7. Though the learned Public Prosecutor has opposed the prayer but has not controverted the facts stated by the learned Counsel for the appellant. 8. Facts stated by the learned Counsel for the appellants are well supported by the evidence produced by the prosecution and the documents available on the file. Facts of the case shows that the incident happened all of sudden. Both the parties belong to same village. There is no evidence of any intention, preparation or premeditation. No deadly weapon is used in the incident. The appellants have no criminal antecedent. Looking to the surrounding circumstances, the case of the appellant falls within the four corners of the offence punishable under Section 304-II of the IPC. 9. Therefore, having regard to the law laid down by Hon'ble the Supreme Court in the case of Madhavan and Ors. Vs. State of Tamil Nadu reported in AIR 2017 SC 3847 ; Sikandar Ali Vs.

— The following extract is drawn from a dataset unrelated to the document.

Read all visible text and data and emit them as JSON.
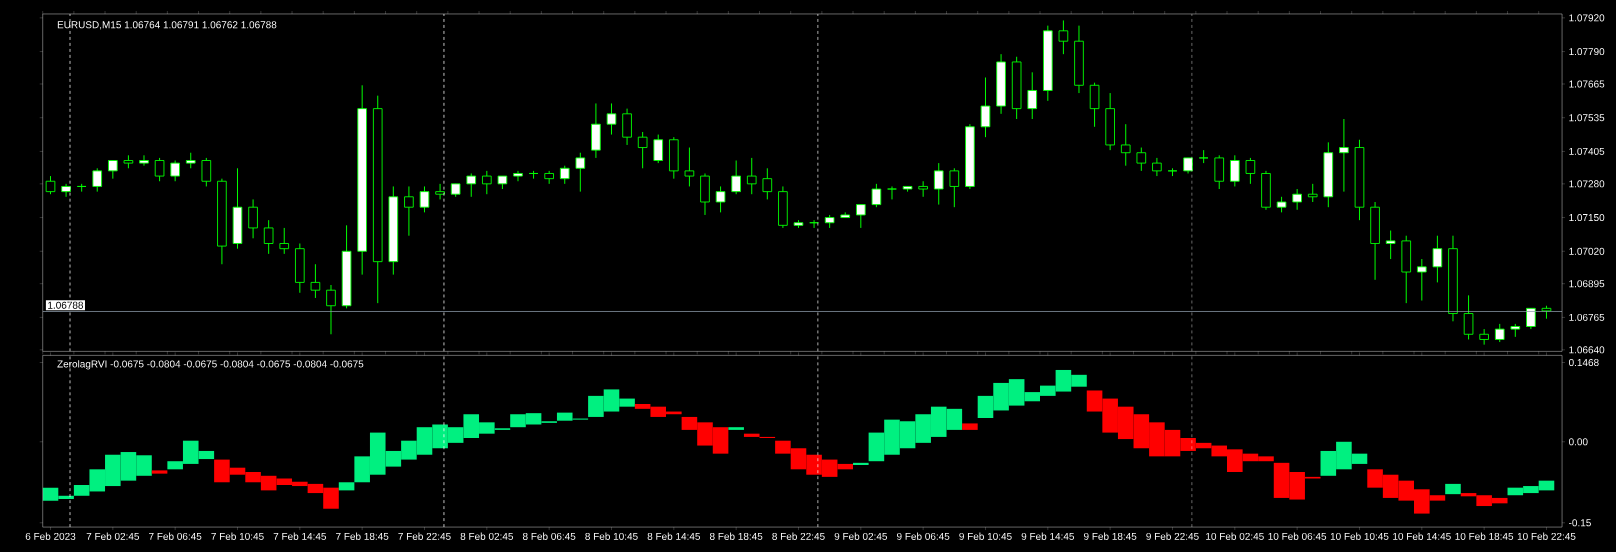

State of Maharashtra reported in AIR 2017 SC 2614 ; Arjun and Anr. Vs. State of Chhattisgarh reported in AIR 2017 SC 1150 ; Elavarasan Vs. State and Mahesh Vs. State of M.P. reported in (1996) 10 SCC 668 the appeal is partly allowed. 10. The judgment and order passed by the learned trial Court is set aside to the extent that we hold the appellants guilty for committing the offence under Section 304 part II of IPC instead of the offence under Section 302 of IPC. Considering the nature of incident, gravity of the offence and keeping in view the attaining other facts and circumstances of the case, in our considered opinion, ends of justice would be sub served, if the appellants are awarded imprisonment for the period already undergone which is now more than 10 years without remission along with the fine awarded by the learned trial Court. Order awarding compensation is hereby confirmed. 11. Both the appellants are in jail. They be set at liberty forthwith, if not required in any other case, subject to depositing the fine amount imposed by the learned Trial Court, if already not deposited. 12. With the aforesaid, both the appeals stand disposed off. 13. The order of the learned Trial Court regarding disposal of case property is hereby confirmed.